Lawyer Aron D'Souza set to launch 'Enhanced Games' where doping is allowed

ATHLETICS: Lawyer Aron D'Souza set to launch 'Enhanced Games' where doping is allowed

Abigael Wafula 06:30 - 28.06.2023

The decision centers on his idea to create a monster out of what has long been a theoretical exercise, an alternative to the Olympic Games in which doping is allowed.

Aron D'Souza, an Oxford-educated, Kensington-based lawyer wants to launch the first ‘Enhanced Games’ in December next year.

D'Souza believes that doping can be safe and it will make sport and humanity better and fairer.

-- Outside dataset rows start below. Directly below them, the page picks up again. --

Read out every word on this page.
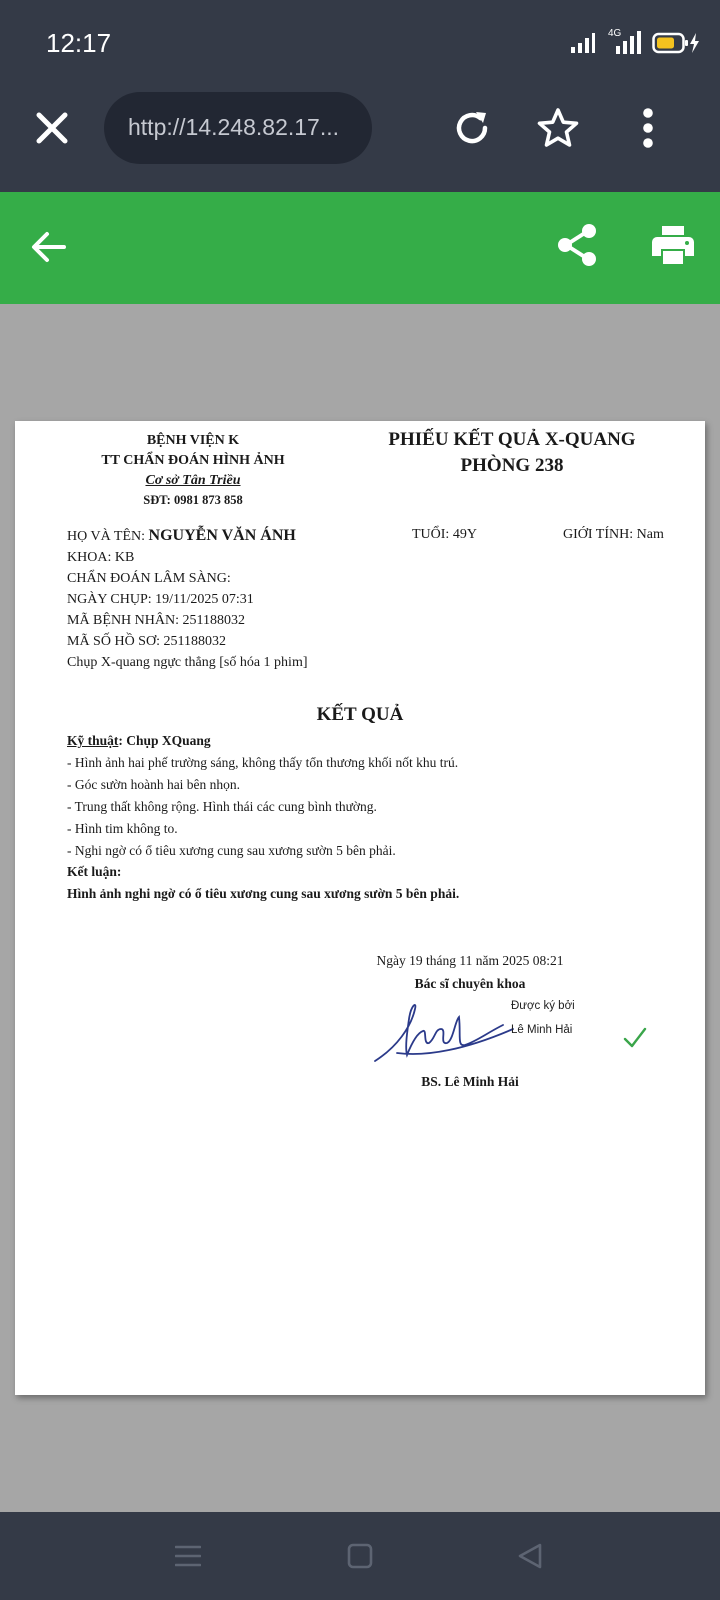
12:17	4G
http://14.248.82.17...
BỆNH VIỆN K
TT CHẨN ĐOÁN HÌNH ẢNH
Cơ sở Tân Triều
SĐT: 0981 873 858
PHIẾU KẾT QUẢ X-QUANG
PHÒNG 238
HỌ VÀ TÊN: NGUYỄN VĂN ÁNH	TUỔI: 49Y	GIỚI TÍNH: Nam
KHOA: KB
CHẨN ĐOÁN LÂM SÀNG:
NGÀY CHỤP: 19/11/2025 07:31
MÃ BỆNH NHÂN: 251188032
MÃ SỐ HỒ SƠ: 251188032
Chụp X-quang ngực thẳng [số hóa 1 phim]
KẾT QUẢ
Kỹ thuật: Chụp XQuang
- Hình ảnh hai phế trường sáng, không thấy tổn thương khối nốt khu trú.
- Góc sườn hoành hai bên nhọn.
- Trung thất không rộng. Hình thái các cung bình thường.
- Hình tim không to.
- Nghi ngờ có ổ tiêu xương cung sau xương sườn 5 bên phải.
Kết luận:
Hình ảnh nghi ngờ có ổ tiêu xương cung sau xương sườn 5 bên phải.
Ngày 19 tháng 11 năm 2025 08:21
Bác sĩ chuyên khoa
Được ký bởi
Lê Minh Hải
BS. Lê Minh Hải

This 38-year-old Australian, who has done well in the legal world, told Daily Mail that a British sprinter has already reached out to him.

“I actually just had a British sprinter reach out to me (on Monday morning). I will be speaking with him later this week. An Olympic sprinter who has worn a Team GB jacket also reached out,” he said.

The decision centers on his idea, supported by a number of academics and Olympians, including a gold medallist, to create a monster out of what has long been a theoretical exercise, an alternative to the Olympic Games in which doping is allowed.

As a proposition, it has gone down as you might expect since it was announced last week. But where our conversation moves up a notch is D'Souza's response to the question of whether there has been any curiosity from British athletes.

“In one version we fully defeat the Olympics and become the dominant international sports event. Or there is natural and it is enhanced. You can watch the Enhanced Games with superheroes, or you can watch the old, natural Olympics with Greek gods. It is two different worlds,” D'Souza said.

The Enhanced Games circulated a surreal video on their social media channels last week. The short clip showed an athletics track, a mystery doper, and a clock stopped at 9.49.

Set against soft music, a voice then shares his tale: “I am the fastest man in the world but you have never heard of me. I have broken Usain Bolt's 100m world record but I cannot show you my face. I am a proud enhanced athlete.

The Olympics hate me. I need your help to come out. I need your help to stop the hate. I need your help for the world to embrace science.”

D'Souza said his secret sprinter is a real athlete whom he 'understands has competed extensively at international level'. He added that they look forward to revealing his identity at the first enhanced games.

“You know, it's such a courageous step. My calendar has been filled with conversations with athletes and it was so hard to get ones willing to come out before the launch,” he said.

The details of D'Souza's plan, such as they are, centre on a Games comprising athletics, swimming, weightlifting, gymnastics and, most alarmingly, combat sports. To date, he estimates up to 200 athletes have expressed an interest in joining him and, crucially, those that do will not be tested for drugs.

'I think that fundamentally adults with free-informed consent should be able to do to their body what they wish. We want to enable that bodily sovereignty for athletes.

If you win an Olympic gold medal, your life was made, you're a millionaire. No! The poverty that even medallists live in is disgusting. And when you see Thomas Bach flying around the world in a private jet and living in a palace at the IOC's expense, that is disgusting,” he added.

Those assessments of the IOC will chime with many rational observers of the Olympics, as will his take on the 'farcical' anti-doping structures currently in place – around 150 athletes from London 2012 alone have been suspended for doping offenses – but it is his vision of a solution that has been the headline in recent days. It's an answer that seems wildly out of kilter with the problem.

Tyson Gay, Yohan Blake, Asafa Powell, Justin Gatlin, Christian Coleman, Ferdinand Omanyala, Samwel Imeta – the list of elite sprinters to have served bans is a long one.

“It points to the façade we have to buy into when we watch the Olympics. For some, that might be interpreted as a more honest series of races; to others, to most of us, it is simply depressing as well as a risk to safety,” he said.

To get this proposal off the drawing board, he is pursuing $50million-$100m in equity capital to offset costs of 'double-digit millions', with a share of the financial pot going to the athletes.

D'Souza has repeatedly pointed to academic papers that support the idea of safe doping in sport and he has an interesting team behind him. That includes Dr George Church, a professor of genetics at Harvard University, and on an athlete panel he has amassed an incongruous mix.